Product of test function and function in first order Sobolev space is also in first order Sobolev space

Question

Suppose $1 \leq p \leq \infty$ , $\phi \in C^{\infty}_c (\Omega) $ and $u \in W^{1,p}(\Omega)$ ,where $Ω$ is an open subset of $\mathbb{R}^n$. Prove that $\phi u \in W^{1,p} (Ω)$ and $D_{x_i}(\phi u) = \phi D_{x_i} u + u D_{x_i} \phi $ , where $D_{x_i}$ denotes the weak i-th partial derivative.

I am trying to understand why I need to show the product rule is true for $D_{x_i}(\phi u)$ when the question already states that $\phi$ is infinitely differentiable and $u$ has weak derivatives. Am I asked to show the product rule is valid for the function $\phi u$ or am I missing something? Thanks for any help.

Edit : Follow up question on how does the weak product rule imply $\phi u \in W^{1,p} (\Omega)$ ?

Answer 1

You don't necessarily know that the "weak" product rule holds.

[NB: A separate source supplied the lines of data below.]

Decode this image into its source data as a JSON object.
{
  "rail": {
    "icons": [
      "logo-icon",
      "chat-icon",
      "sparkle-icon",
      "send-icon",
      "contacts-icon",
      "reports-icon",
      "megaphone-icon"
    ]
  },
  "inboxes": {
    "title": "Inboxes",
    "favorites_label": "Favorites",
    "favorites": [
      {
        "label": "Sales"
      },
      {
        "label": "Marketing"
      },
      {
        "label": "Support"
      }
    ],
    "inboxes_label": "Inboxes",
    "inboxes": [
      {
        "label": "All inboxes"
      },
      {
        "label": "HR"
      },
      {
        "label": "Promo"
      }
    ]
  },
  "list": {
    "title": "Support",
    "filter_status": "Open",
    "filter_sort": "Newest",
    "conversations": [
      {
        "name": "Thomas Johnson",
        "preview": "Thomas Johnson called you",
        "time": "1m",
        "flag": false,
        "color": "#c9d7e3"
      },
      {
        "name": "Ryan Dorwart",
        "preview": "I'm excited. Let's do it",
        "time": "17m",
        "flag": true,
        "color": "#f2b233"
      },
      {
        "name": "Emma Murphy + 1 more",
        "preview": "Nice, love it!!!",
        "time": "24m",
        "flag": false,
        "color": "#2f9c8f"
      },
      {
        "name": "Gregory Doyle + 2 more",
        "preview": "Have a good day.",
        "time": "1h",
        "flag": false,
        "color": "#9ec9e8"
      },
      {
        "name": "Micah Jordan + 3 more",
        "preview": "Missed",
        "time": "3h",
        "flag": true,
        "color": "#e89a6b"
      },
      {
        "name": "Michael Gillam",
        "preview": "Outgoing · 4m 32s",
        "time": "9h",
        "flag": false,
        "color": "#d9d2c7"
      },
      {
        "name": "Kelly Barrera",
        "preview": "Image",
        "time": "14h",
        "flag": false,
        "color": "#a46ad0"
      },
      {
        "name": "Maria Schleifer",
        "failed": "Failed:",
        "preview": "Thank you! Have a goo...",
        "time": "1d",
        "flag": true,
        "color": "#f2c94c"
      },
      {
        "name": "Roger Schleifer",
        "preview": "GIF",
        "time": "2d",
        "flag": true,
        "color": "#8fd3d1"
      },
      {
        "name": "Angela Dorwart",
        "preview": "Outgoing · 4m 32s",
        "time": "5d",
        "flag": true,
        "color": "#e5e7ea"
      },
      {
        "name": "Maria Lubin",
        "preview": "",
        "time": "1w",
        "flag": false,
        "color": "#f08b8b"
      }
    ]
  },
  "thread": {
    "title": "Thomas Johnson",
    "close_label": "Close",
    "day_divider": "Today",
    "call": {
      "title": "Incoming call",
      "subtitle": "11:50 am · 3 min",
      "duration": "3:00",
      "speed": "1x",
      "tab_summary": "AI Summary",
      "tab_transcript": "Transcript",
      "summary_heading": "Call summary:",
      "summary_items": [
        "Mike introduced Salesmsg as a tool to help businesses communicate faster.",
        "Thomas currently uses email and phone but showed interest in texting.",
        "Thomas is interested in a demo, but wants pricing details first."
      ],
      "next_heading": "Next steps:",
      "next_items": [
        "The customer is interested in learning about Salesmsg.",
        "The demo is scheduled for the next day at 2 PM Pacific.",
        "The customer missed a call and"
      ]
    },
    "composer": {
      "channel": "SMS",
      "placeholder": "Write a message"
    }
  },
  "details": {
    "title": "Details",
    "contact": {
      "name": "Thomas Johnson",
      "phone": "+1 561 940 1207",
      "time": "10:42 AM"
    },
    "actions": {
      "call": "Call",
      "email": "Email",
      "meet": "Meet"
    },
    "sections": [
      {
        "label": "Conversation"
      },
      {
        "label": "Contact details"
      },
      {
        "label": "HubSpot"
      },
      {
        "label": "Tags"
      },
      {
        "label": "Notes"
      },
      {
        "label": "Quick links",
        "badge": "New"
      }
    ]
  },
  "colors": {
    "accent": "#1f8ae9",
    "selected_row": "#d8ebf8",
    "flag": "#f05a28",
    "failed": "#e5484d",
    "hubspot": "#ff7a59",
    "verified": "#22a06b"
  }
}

So, you need to show that if $\psi\in C_c^\infty(\Omega)$ and $D_{x_i}u=v,$ then $$\int\limits_{\Omega}\phi uD_{x_i}\psi\, dx=-\int\limits_{\Omega}(\phi v+uD_{x_i}\varphi)\psi\, dx.$$ I used here that the weak derivative of something smooth is the same as its strong derivative.

Answer 2

Still, perhaps one should not shy away from seeing how easy the product rule is to prove: with test functions $\varphi,f$ and distribution $u$, $$ (\varphi u)'(f) \;=\; - (\varphi u)(f') \;=\; -u(\varphi f') \;=\; -u((\varphi f)'-\varphi'f) \;=\; u'(\varphi f)+u(\varphi' f) $$ $$ \;=\; (\varphi u')(f) + (\varphi' u)(f) \;=\; (\varphi u'+\varphi'u)(f) $$ Quite innocent! :)

And, of course, the same pattern holds for partial derivatives in several variables.